Publié le 2025-11-25 06:00:00. Un projet de construction de salons de thé sur la Place Merrion à Dublin est confronté à d’importants dépassements de coûts et de délais, révélés par un récent audit du Conseil municipal de Dublin (CDC).
- Les dépenses engagées pour les architectes-conseils ont plus que doublé entre 2015 et 2024, passant de 246 000 € à 655 000 €.
- Le projet ne respecte pas pleinement les réglementations en matière de marchés publics, notamment en ce qui concerne les modifications de valeur des contrats après leur attribution.
- L’audit révèle également des arriérés de loyers importants et des dettes non recouvrées par le CDC, notamment dans le secteur du logement social.

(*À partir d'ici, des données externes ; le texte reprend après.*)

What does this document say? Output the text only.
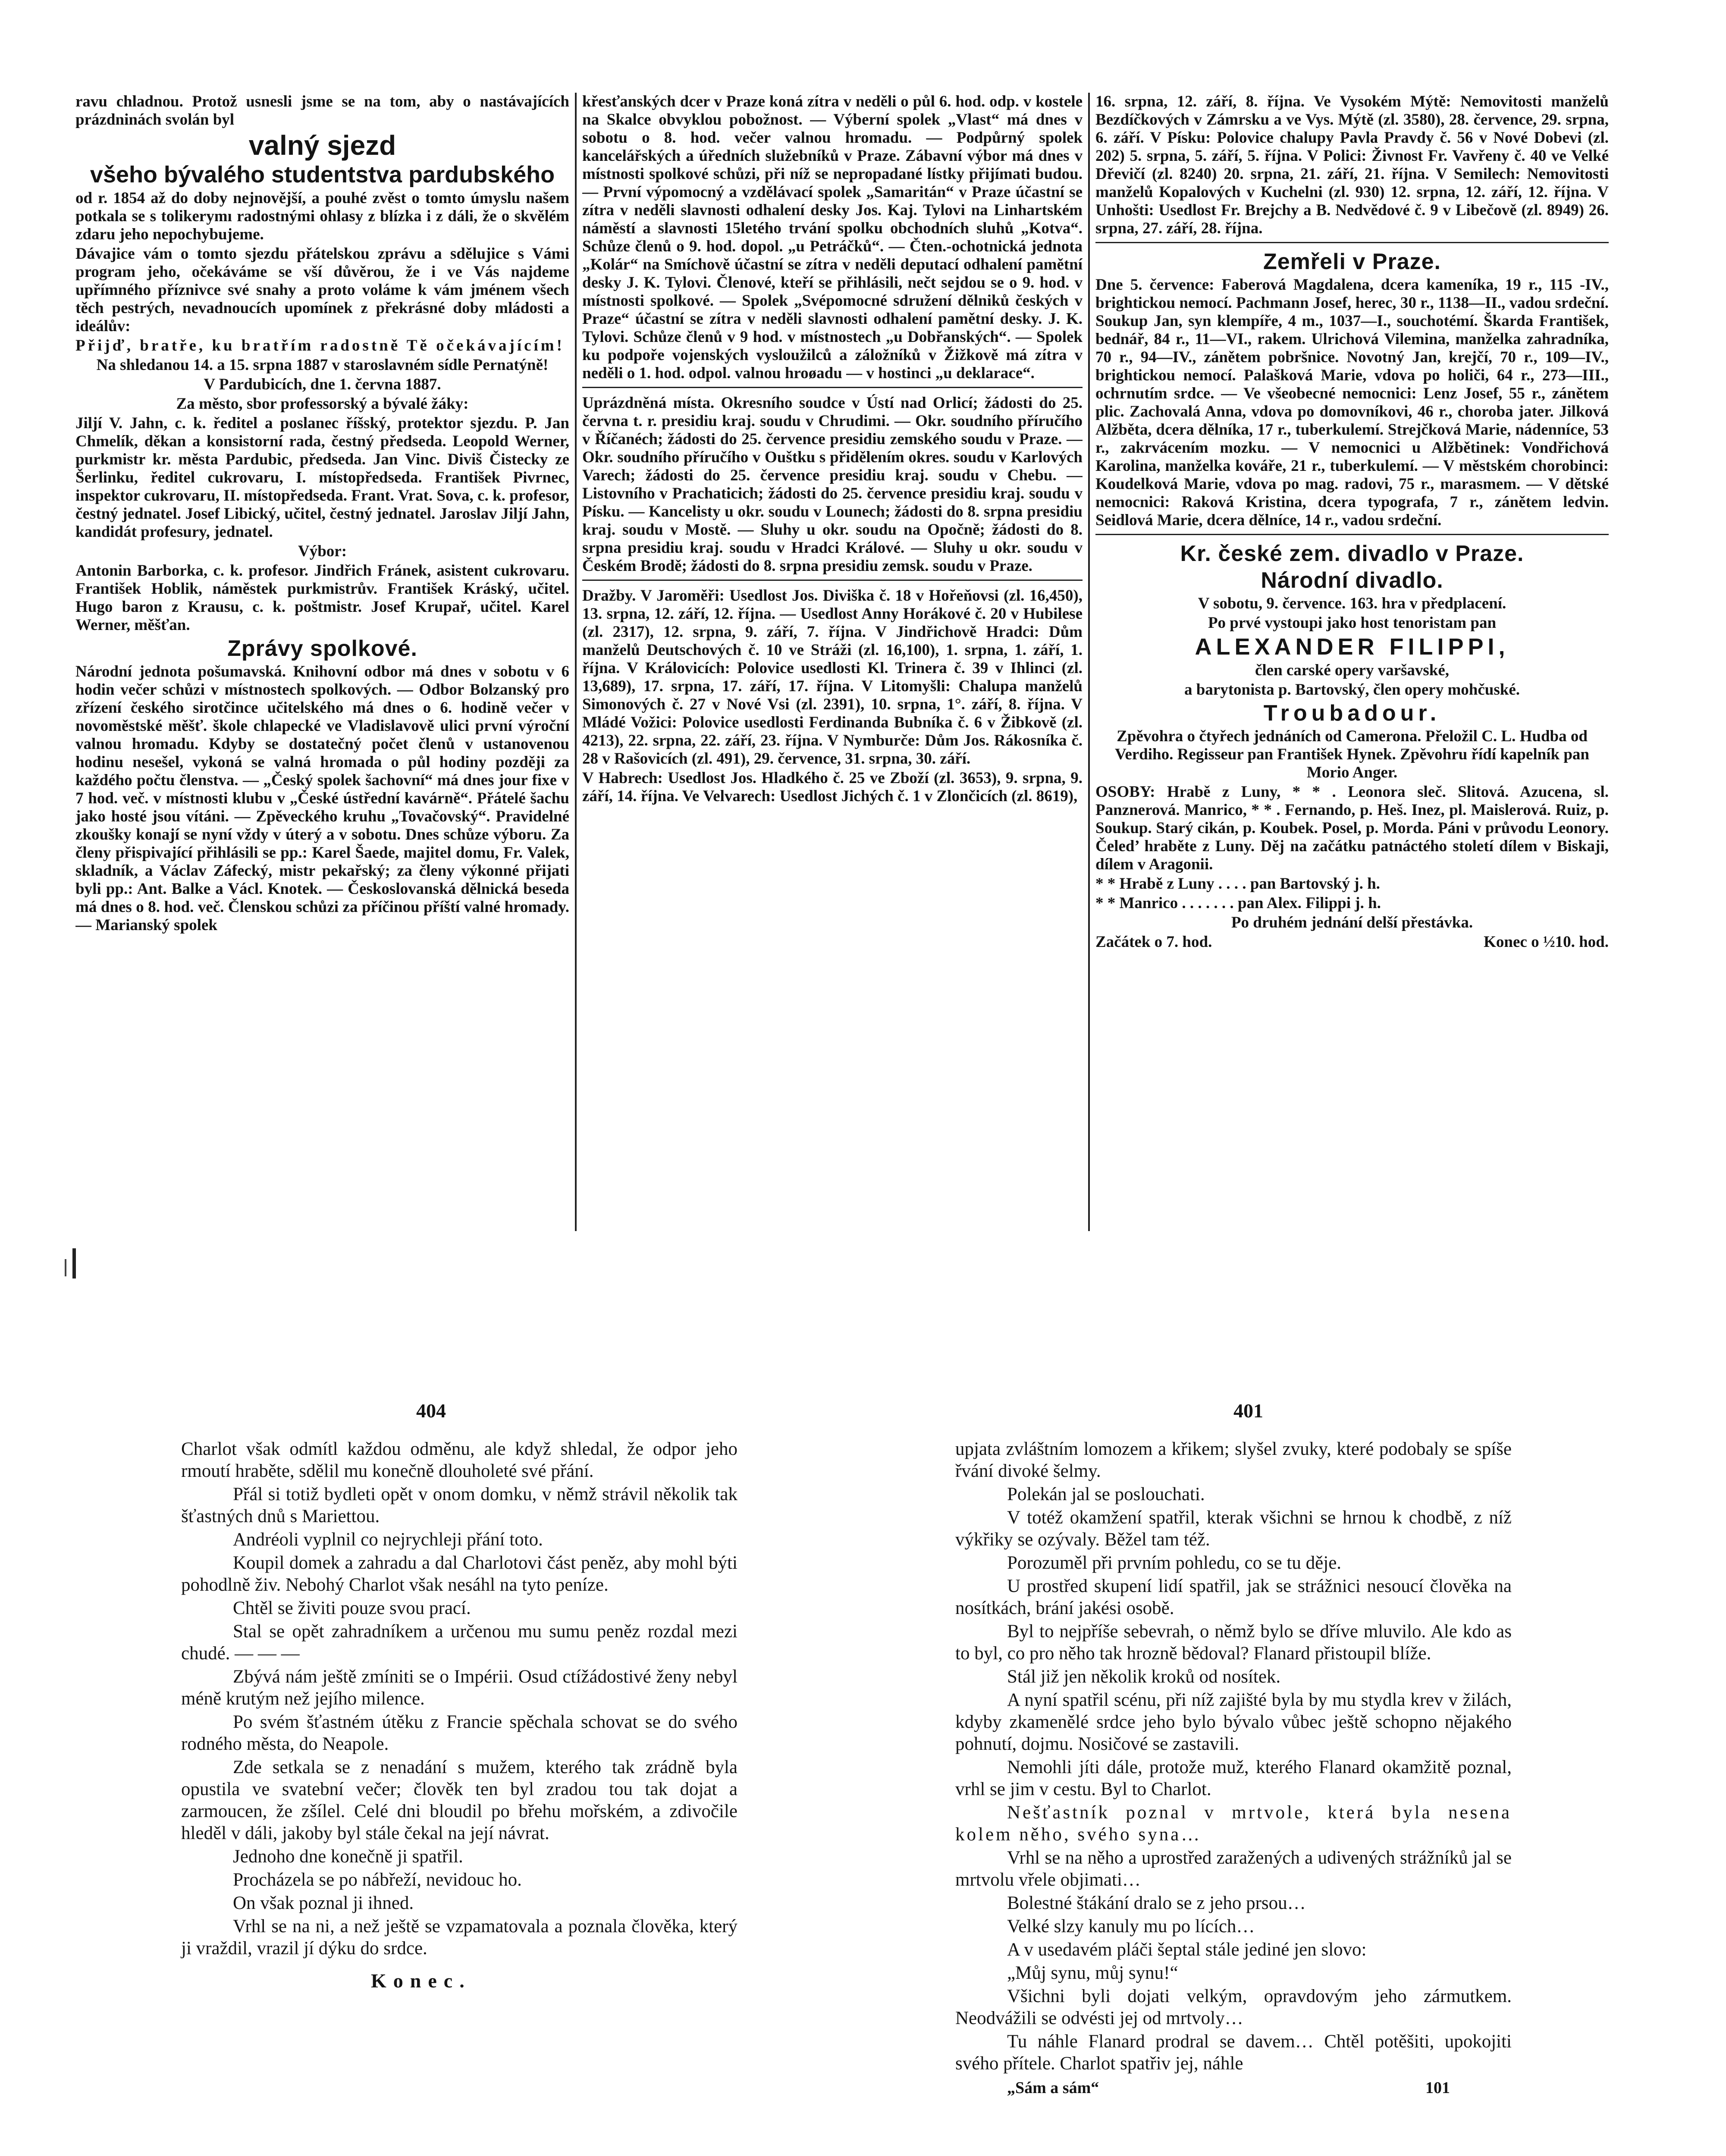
ravu chladnou. Protož usnesli jsme se na tom, aby o nastávajících prázdninách svolán byl

valný sjezd
všeho bývalého studentstva pardubského

od r. 1854 až do doby nejnovější, a pouhé zvěst o tomto úmyslu našem potkala se s tolikerymı radostnými ohlasy z blízka i z dáli, že o skvělém zdaru jeho nepochybujeme.

Dávajice vám o tomto sjezdu přátelskou zprávu a sdělujice s Vámi program jeho, očekáváme se vší důvěrou, že i ve Vás najdeme upřímného příznivce své snahy a proto voláme k vám jménem všech těch pestrých, nevadnoucích upomínek z překrásné doby mládosti a ideálův:

Přijď, bratře, ku bratřím radostně Tě očekávajícím!

Na shledanou 14. a 15. srpna 1887 v staroslavném sídle Pernatýně!

V Pardubicích, dne 1. června 1887.

Za město, sbor professorský a bývalé žáky:

Jiljí V. Jahn, c. k. ředitel a poslanec říšský, protektor sjezdu. P. Jan Chmelík, děkan a konsistorní rada, čestný předseda. Leopold Werner, purkmistr kr. města Pardubic, předseda. Jan Vinc. Diviš Čistecky ze Šerlinku, ředitel cukrovaru, I. místopředseda. František Pivrnec, inspektor cukrovaru, II. místopředseda. Frant. Vrat. Sova, c. k. profesor, čestný jednatel. Josef Libický, učitel, čestný jednatel. Jaroslav Jiljí Jahn, kandidát profesury, jednatel.

Výbor:

Antonin Barborka, c. k. profesor. Jindřich Fránek, asistent cukrovaru. František Hoblik, náměstek purkmistrův. František Kráský, učitel. Hugo baron z Krausu, c. k. poštmistr. Josef Krupař, učitel. Karel Werner, měšťan.

Zprávy spolkové.

Národní jednota pošumavská. Knihovní odbor má dnes v sobotu v 6 hodin večer schůzi v místnostech spolkových. — Odbor Bolzanský pro zřízení českého sirotčince učitelského má dnes o 6. hodině večer v novoměstské měšť. škole chlapecké ve Vladislavově ulici první výroční valnou hromadu. Kdyby se dostatečný počet členů v ustanovenou hodinu nesešel, vykoná se valná hromada o půl hodiny později za každého počtu členstva. — „Český spolek šachovní“ má dnes jour fixe v 7 hod. več. v místnosti klubu v „České ústřední kavárně“. Přátelé šachu jako hosté jsou vítáni. — Zpěveckého kruhu „Tovačovský“. Pravidelné zkoušky konají se nyní vždy v úterý a v sobotu. Dnes schůze výboru. Za členy přispivající přihlásili se pp.: Karel Šaede, majitel domu, Fr. Valek, skladník, a Václav Záfecký, mistr pekařský; za členy výkonné přijati byli pp.: Ant. Balke a Václ. Knotek. — Českoslovanská dělnická beseda má dnes o 8. hod. več. Členskou schůzi za příčinou příští valné hromady. — Marianský spolek

křesťanských dcer v Praze koná zítra v neděli o půl 6. hod. odp. v kostele na Skalce obvyklou pobožnost. — Výberní spolek „Vlast“ má dnes v sobotu o 8. hod. večer valnou hromadu. — Podpůrný spolek kancelářských a úředních služebníků v Praze. Zábavní výbor má dnes v místnosti spolkové schůzi, při níž se nepropadané lístky přijímati budou. — První výpomocný a vzdělávací spolek „Samaritán“ v Praze účastní se zítra v neděli slavnosti odhalení desky Jos. Kaj. Tylovi na Linhartském náměstí a slavnosti 15letého trvání spolku obchodních sluhů „Kotva“. Schůze členů o 9. hod. dopol. „u Petráčků“. — Čten.-ochotnická jednota „Kolár“ na Smíchově účastní se zítra v neděli deputací odhalení pamětní desky J. K. Tylovi. Členové, kteří se přihlásili, nečt sejdou se o 9. hod. v místnosti spolkové. — Spolek „Svépomocné sdružení dělniků českých v Praze“ účastní se zítra v neděli slavnosti odhalení pamětní desky. J. K. Tylovi. Schůze členů v 9 hod. v místnostech „u Dobřanských“. — Spolek ku podpoře vojenských vysloužilců a záložníků v Žižkově má zítra v neděli o 1. hod. odpol. valnou hroøadu — v hostinci „u deklarace“.

Uprázdněná místa. Okresního soudce v Ústí nad Orlicí; žádosti do 25. června t. r. presidiu kraj. soudu v Chrudimi. — Okr. soudního příručího v Říčanéch; žádosti do 25. července presidiu zemského soudu v Praze. — Okr. soudního příručího v Ouštku s přidělením okres. soudu v Karlových Varech; žádosti do 25. července presidiu kraj. soudu v Chebu. — Listovního v Prachaticich; žádosti do 25. července presidiu kraj. soudu v Písku. — Kancelisty u okr. soudu v Lounech; žádosti do 8. srpna presidiu kraj. soudu v Mostě. — Sluhy u okr. soudu na Opočně; žádosti do 8. srpna presidiu kraj. soudu v Hradci Králové. — Sluhy u okr. soudu v Českém Brodě; žádosti do 8. srpna presidiu zemsk. soudu v Praze.

Dražby. V Jaroměři: Usedlost Jos. Diviška č. 18 v Hořeňovsi (zl. 16,450), 13. srpna, 12. září, 12. října. — Usedlost Anny Horákové č. 20 v Hubilese (zl. 2317), 12. srpna, 9. září, 7. října. V Jindřichově Hradci: Dům manželů Deutschových č. 10 ve Stráži (zl. 16,100), 1. srpna, 1. září, 1. října. V Královicích: Polovice usedlosti Kl. Trinera č. 39 v Ihlinci (zl. 13,689), 17. srpna, 17. září, 17. října. V Litomyšli: Chalupa manželů Simonových č. 27 v Nové Vsi (zl. 2391), 10. srpna, 1°. září, 8. října. V Mládé Vožici: Polovice usedlosti Ferdinanda Bubníka č. 6 v Žibkově (zl. 4213), 22. srpna, 22. září, 23. října. V Nymburče: Dům Jos. Rákosníka č. 28 v Rašovicích (zl. 491), 29. července, 31. srpna, 30. září.

V Habrech: Usedlost Jos. Hladkého č. 25 ve Zboží (zl. 3653), 9. srpna, 9. září, 14. října. Ve Velvarech: Usedlost Jichých č. 1 v Zlončicích (zl. 8619),

16. srpna, 12. září, 8. října. Ve Vysokém Mýtě: Nemovitosti manželů Bezdíčkových v Zámrsku a ve Vys. Mýtě (zl. 3580), 28. července, 29. srpna, 6. září. V Písku: Polovice chalupy Pavla Pravdy č. 56 v Nové Dobevi (zl. 202) 5. srpna, 5. září, 5. října. V Polici: Živnost Fr. Vavřeny č. 40 ve Velké Dřevičí (zl. 8240) 20. srpna, 21. září, 21. října. V Semilech: Nemovitosti manželů Kopalových v Kuchelni (zl. 930) 12. srpna, 12. září, 12. října. V Unhošti: Usedlost Fr. Brejchy a B. Nedvědové č. 9 v Libečově (zl. 8949) 26. srpna, 27. září, 28. října.

Zemřeli v Praze.

Dne 5. července: Faberová Magdalena, dcera kameníka, 19 r., 115 -IV., brightickou nemocí. Pachmann Josef, herec, 30 r., 1138—II., vadou srdeční. Soukup Jan, syn klempíře, 4 m., 1037—I., souchotémí. Škarda František, bednář, 84 r., 11—VI., rakem. Ulrichová Vilemina, manželka zahradníka, 70 r., 94—IV., zánětem pobršnice. Novotný Jan, krejčí, 70 r., 109—IV., brightickou nemocí. Palašková Marie, vdova po holiči, 64 r., 273—III., ochrnutím srdce. — Ve všeobecné nemocnici: Lenz Josef, 55 r., zánětem plic. Zachovalá Anna, vdova po domovníkovi, 46 r., choroba jater. Jilková Alžběta, dcera dělníka, 17 r., tuberkulemí. Strejčková Marie, nádenníce, 53 r., zakrvácením mozku. — V nemocnici u Alžbětinek: Vondřichová Karolina, manželka kováře, 21 r., tuberkulemí. — V městském chorobinci: Koudelková Marie, vdova po mag. radovi, 75 r., marasmem. — V dětské nemocnici: Raková Kristina, dcera typografa, 7 r., zánětem ledvin. Seidlová Marie, dcera dělníce, 14 r., vadou srdeční.

Kr. české zem. divadlo v Praze.
Národní divadlo.

V sobotu, 9. července. 163. hra v předplacení.

Po prvé vystoupi jako host tenoristam pan

ALEXANDER FILIPPI,

člen carské opery varšavské,

a barytonista p. Bartovský, člen opery mohčuské.

Troubadour.

Zpěvohra o čtyřech jednáních od Camerona. Přeložil C. L. Hudba od Verdiho. Regisseur pan František Hynek. Zpěvohru řídí kapelník pan Morio Anger.

OSOBY: Hrabě z Luny, * * . Leonora sleč. Slitová. Azucena, sl. Panznerová. Manrico, * * . Fernando, p. Heš. Inez, pl. Maislerová. Ruiz, p. Soukup. Starý cikán, p. Koubek. Posel, p. Morda. Páni v průvodu Leonory. Čeled’ hraběte z Luny. Děj na začátku patnáctého století dílem v Biskaji, dílem v Aragonii.

* * Hrabě z Luny . . . . pan Bartovský j. h.

* * Manrico . . . . . . . pan Alex. Filippi j. h.

Po druhém jednání delší přestávka.

Začátek o 7. hod.	Konec o ½10. hod.
404	401

Charlot však odmítl každou odměnu, ale když shledal, že odpor jeho rmoutí hraběte, sdělil mu konečně dlouholeté své přání.

Přál si totiž bydleti opět v onom domku, v němž strávil několik tak šťastných dnů s Mariettou.

Andréoli vyplnil co nejrychleji přání toto.

Koupil domek a zahradu a dal Charlotovi část peněz, aby mohl býti pohodlně živ. Nebohý Charlot však nesáhl na tyto peníze.

Chtěl se živiti pouze svou prací.

Stal se opět zahradníkem a určenou mu sumu peněz rozdal mezi chudé. — — —

Zbývá nám ještě zmíniti se o Impérii. Osud ctížádostivé ženy nebyl méně krutým než jejího milence.

Po svém šťastném útěku z Francie spěchala schovat se do svého rodného města, do Neapole.

Zde setkala se z nenadání s mužem, kterého tak zrádně byla opustila ve svatební večer; člověk ten byl zradou tou tak dojat a zarmoucen, že zšílel. Celé dni bloudil po břehu mořském, a zdivočile hleděl v dáli, jakoby byl stále čekal na její návrat.

Jednoho dne konečně ji spatřil.

Procházela se po nábřeží, nevidouc ho.

On však poznal ji ihned.

Vrhl se na ni, a než ještě se vzpamatovala a poznala člověka, který ji vraždil, vrazil jí dýku do srdce.

Konec.

upjata zvláštním lomozem a křikem; slyšel zvuky, které podobaly se spíše řvání divoké šelmy.

Polekán jal se poslouchati.

V totéž okamžení spatřil, kterak všichni se hrnou k chodbě, z níž výkřiky se ozývaly. Běžel tam též.

Porozuměl při prvním pohledu, co se tu děje.

U prostřed skupení lidí spatřil, jak se strážnici nesoucí člověka na nosítkách, brání jakési osobě.

Byl to nejpříše sebevrah, o němž bylo se dříve mluvilo. Ale kdo as to byl, co pro něho tak hrozně bědoval? Flanard přistoupil blíže.

Stál již jen několik kroků od nosítek.

A nyní spatřil scénu, při níž zajišté byla by mu stydla krev v žilách, kdyby zkamenělé srdce jeho bylo bývalo vůbec ještě schopno nějakého pohnutí, dojmu. Nosičové se zastavili.

Nemohli jíti dále, protože muž, kterého Flanard okamžitě poznal, vrhl se jim v cestu. Byl to Charlot.

Nešťastník poznal v mrtvole, která byla nesena kolem něho, svého syna…

Vrhl se na něho a uprostřed zaražených a udivených strážníků jal se mrtvolu vřele objimati…

Bolestné štákání dralo se z jeho prsou…

Velké slzy kanuly mu po lících…

A v usedavém pláči šeptal stále jediné jen slovo:

„Můj synu, můj synu!“

Všichni byli dojati velkým, opravdovým jeho zármutkem. Neodvážili se odvésti jej od mrtvoly…

Tu náhle Flanard prodral se davem… Chtěl potěšiti, upokojiti svého přítele. Charlot spatřiv jej, náhle

„Sám a sám“	101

L’audit 2024 du Conseil municipal de Dublin a mis en lumière des irrégularités et des dépassements significatifs concernant la construction de nouveaux salons de thé sur la Place Merrion, un projet initialement prévu il y a dix ans. Initialement annoncé pour un achèvement au printemps 2025, puis à l’automne, le projet est toujours en cours, et son coût final reste incertain.
Selon le rapport, les coûts engagés pour les architectes-conseils ont connu une augmentation spectaculaire, passant de 246 000 € en 2015 à 655 000 € en 2024. Le dernier budget approuvé, datant de 2024, s’élevait à 6,1 millions d’euros. Interrogé par l’Irish Times, le CDC a refusé de communiquer le coût final estimé du projet.
L’audit souligne que le projet n’est « pas entièrement conforme » aux réglementations du conseil, nationales et européennes en matière de marchés publics, en particulier concernant les modifications de la valeur des contrats après leur attribution. Le CDC a reconnu ces manquements.
Le futur café, qui sera situé du côté nord de la Place Merrion, à proximité du terrain de jeu existant et de la statue d’Oscar Wilde, comprendra également des toilettes publiques avec des installations pour bébés, ainsi qu’une terrasse orientée au sud. Les travaux de construction ont débuté en janvier 2025.
Le CDC explique que l’augmentation des coûts est due à plusieurs facteurs, notamment les retards causés par la pandémie de Covid-19, une augmentation de la « portée de conception » et l’inflation exceptionnelle dans le secteur de la construction. L’appel d’offres pour l’entrepreneur en construction, lancé en 2022, s’élevait à 4,6 millions d’euros, tandis que les coûts de construction en 2024 atteignent 921 000 €.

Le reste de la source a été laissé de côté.